Patient-physician communication regarding electronic cigarettes.

Author information

1
Division of General Internal Medicine, Rutgers Robert Wood Johnson Medical School, New Brunswick, NJ, USA; Rutgers Cancer Institute of New Jersey, New Brunswick, NJ, USA.
2
Center for Tobacco Studies, Rutgers School of Public Health, New Brunswick, NJ, USA.
3
Rutgers Cancer Institute of New Jersey, New Brunswick, NJ, USA; Center for Tobacco Studies, Rutgers School of Public Health, New Brunswick, NJ, USA.

Abstract

INTRODUCTION:

Smokers are likely asking their physicians about the safety of e-cigarettes and their potential role as a cessation tool; however, the research literature on this communication is scant.
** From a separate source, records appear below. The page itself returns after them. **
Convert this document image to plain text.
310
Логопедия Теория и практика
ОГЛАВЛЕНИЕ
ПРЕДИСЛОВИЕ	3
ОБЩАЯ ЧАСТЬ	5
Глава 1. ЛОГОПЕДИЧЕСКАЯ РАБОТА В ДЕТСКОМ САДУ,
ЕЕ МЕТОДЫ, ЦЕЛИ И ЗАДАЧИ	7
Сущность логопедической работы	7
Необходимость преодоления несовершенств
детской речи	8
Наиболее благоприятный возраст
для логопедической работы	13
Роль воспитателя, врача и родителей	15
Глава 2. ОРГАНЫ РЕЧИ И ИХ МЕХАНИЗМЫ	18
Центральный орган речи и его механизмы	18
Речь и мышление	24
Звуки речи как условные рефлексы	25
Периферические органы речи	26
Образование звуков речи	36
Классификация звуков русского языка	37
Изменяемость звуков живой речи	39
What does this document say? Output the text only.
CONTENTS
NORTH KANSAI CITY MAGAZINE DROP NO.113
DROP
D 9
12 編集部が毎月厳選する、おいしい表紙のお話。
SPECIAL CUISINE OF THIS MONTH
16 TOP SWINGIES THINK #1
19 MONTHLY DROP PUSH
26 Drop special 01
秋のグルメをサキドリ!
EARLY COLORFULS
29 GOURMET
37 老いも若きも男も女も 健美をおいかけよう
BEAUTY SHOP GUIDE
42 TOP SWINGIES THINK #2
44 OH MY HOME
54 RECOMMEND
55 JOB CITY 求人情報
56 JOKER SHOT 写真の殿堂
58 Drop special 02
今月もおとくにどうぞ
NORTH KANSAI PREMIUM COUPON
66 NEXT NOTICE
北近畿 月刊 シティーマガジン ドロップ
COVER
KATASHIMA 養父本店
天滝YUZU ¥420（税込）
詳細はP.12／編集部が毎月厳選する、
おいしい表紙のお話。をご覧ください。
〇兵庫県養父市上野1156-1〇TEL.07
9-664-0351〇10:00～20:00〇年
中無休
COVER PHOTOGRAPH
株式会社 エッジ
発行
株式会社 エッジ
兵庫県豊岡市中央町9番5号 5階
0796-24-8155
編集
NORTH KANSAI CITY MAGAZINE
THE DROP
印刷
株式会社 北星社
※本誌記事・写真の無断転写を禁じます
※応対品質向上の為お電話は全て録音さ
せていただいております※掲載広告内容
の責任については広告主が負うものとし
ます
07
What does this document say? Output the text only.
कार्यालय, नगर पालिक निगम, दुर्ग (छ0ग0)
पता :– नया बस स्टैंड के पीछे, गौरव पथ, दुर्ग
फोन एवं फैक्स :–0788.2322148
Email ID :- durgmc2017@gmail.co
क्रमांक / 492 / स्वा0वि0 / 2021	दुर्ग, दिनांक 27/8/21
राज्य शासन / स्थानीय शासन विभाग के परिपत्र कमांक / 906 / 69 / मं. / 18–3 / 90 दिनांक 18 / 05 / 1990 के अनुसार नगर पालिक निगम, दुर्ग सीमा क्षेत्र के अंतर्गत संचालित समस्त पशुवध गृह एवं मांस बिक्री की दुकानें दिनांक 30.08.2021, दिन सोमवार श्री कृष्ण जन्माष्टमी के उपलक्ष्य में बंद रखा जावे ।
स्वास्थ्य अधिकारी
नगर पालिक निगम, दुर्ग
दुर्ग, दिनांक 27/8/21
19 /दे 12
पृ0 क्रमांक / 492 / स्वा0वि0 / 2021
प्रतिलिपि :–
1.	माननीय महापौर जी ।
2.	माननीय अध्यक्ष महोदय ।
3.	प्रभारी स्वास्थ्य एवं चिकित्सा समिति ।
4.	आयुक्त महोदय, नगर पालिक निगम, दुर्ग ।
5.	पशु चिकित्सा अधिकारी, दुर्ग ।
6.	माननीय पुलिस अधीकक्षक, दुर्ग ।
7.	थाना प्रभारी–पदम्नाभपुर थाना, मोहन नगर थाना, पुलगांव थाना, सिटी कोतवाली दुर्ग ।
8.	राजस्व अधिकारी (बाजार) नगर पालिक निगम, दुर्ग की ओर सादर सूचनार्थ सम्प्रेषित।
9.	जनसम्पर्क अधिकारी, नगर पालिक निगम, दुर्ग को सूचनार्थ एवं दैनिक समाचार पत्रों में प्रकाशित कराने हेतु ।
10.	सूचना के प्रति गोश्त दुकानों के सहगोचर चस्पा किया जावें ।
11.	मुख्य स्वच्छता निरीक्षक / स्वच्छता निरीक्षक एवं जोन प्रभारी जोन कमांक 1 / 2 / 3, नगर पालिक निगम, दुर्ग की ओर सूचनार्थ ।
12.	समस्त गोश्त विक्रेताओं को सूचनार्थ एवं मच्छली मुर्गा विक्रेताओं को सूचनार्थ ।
A pilot study of physicians in the United States was conducted to investigate physician-patient communication regarding e-cigarettes.

METHODS:

A total of 158 physicians were recruited from a direct marketing e-mail list and completed a short, web-based survey between January and April 2014. The survey addressed demographics, physician specialty, patient-provider e-cigarette communication, and attitudes towards tobacco harm reduction.

RESULTS:

Nearly two-thirds (65%) of physicians reported being asked about e-cigarettes by their patients, and almost a third (30%) reported that they have recommended e-cigarettes as a smoking cessation tool. Male physicians were significantly more likely to endorse a harm reduction approach.

DISCUSSION:

Physician communication about e-cigarettes may shape patients' perceptions about the products. More research is needed to explore the type of information that physicians share with their patients regarding e-cigarettes and harm reduction.